Une reprise durable passe donc aussi par :
une écoute réelle des signaux de fatigue,
des temps de récupération suffisants,
une pratique qui s’adapte aux périodes plus chargées, plutôt que l’inverse.
À la ménopause, la régularité l’emporte largement sur la rigidité.
C’est en respectant cet équilibre entre renforcement musculaire, récupération et gestion du stress que le corps peut retrouver de la stabilité… et que le sport redevient un allié, et non une source d’inquiétude.
💡 À retenir :
À la ménopause, avoir mal ne veut pas forcément dire que le corps est en danger. Bien souvent, c’est surtout un système qui est resté en alerte. Quand on comprend ce qui se passe réellement dans le corps et dans le système nerveux, on peut reprendre le mouvement plus sereinement, avec moins de peur et plus de confiance.

Oui, dans beaucoup de cas. L’absence totale de douleur n’est pas toujours un prérequis pour reprendre le sport à la ménopause après des blessures.
Lorsque les examens sont rassurants et que la blessure est soignée, certaines douleurs peuvent persister sans être dangereuses. L’important est de reprendre progressivement, avec des mouvements adaptés, en restant attentive aux sensations et sans chercher à forcer.
Une douleur dangereuse s’accompagne généralement de signes clairs : douleur vive qui augmente nettement à l’effort, gonflement, perte de force brutale ou limitation importante du mouvement.
À l’inverse, une douleur diffuse, fluctuante ou présente depuis longtemps, surtout à la ménopause, est souvent liée à une sensibilité accrue du système nerveux plutôt qu’à une blessure active. En cas de doute, un avis médical reste bien sûr indispensable.
Attendre que toute douleur disparaisse peut parfois retarder inutilement la reprise. À la ménopause, une immobilisation trop longue peut entretenir la peur du mouvement et la sensibilité corporelle. Reprendre le sport ne signifie pas ignorer la douleur, mais apprendre à bouger avec discernement, en respectant les limites du moment et en privilégiant des sensations rassurantes.
Après des blessures, et particulièrement à la ménopause, il est préférable de commencer par des mouvements lents, contrôlés et stables.

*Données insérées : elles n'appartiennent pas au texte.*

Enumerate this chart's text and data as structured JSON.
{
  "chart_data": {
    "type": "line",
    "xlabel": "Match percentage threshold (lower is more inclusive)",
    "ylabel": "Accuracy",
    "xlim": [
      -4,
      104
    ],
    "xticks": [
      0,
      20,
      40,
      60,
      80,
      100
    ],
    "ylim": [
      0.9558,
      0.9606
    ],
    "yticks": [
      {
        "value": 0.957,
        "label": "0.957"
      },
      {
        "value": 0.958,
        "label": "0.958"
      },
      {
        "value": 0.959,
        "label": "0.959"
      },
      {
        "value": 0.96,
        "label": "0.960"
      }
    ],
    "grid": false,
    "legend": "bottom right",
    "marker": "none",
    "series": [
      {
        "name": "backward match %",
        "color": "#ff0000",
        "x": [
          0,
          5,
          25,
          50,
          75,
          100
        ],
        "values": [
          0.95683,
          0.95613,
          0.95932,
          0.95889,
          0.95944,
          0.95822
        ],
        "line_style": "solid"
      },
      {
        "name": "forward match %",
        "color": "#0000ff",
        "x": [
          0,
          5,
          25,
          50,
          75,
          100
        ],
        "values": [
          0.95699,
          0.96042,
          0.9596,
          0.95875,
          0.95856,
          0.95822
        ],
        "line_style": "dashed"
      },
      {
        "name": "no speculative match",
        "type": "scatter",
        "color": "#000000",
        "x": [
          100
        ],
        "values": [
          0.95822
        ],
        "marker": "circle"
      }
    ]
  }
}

Le renforcement musculaire progressif, les exercices de mobilité douce et les mouvements qui redonnent confiance au corps sont souvent plus adaptés qu’un cardio intense ou des gestes brusques. L’objectif est de reconstruire une base solide avant d’augmenter l’intensité.
Il n’y a pas de délai universel. La reprise dépend de l’histoire de la blessure, du niveau de fatigue, du stress et du contexte hormonal.
À la ménopause, il est courant que la reprise demande plus de temps qu’avant. Ce n’est pas un échec, mais une adaptation nécessaire. Une progression régulière et respectueuse permet souvent de retrouver une pratique durable et plus sereine.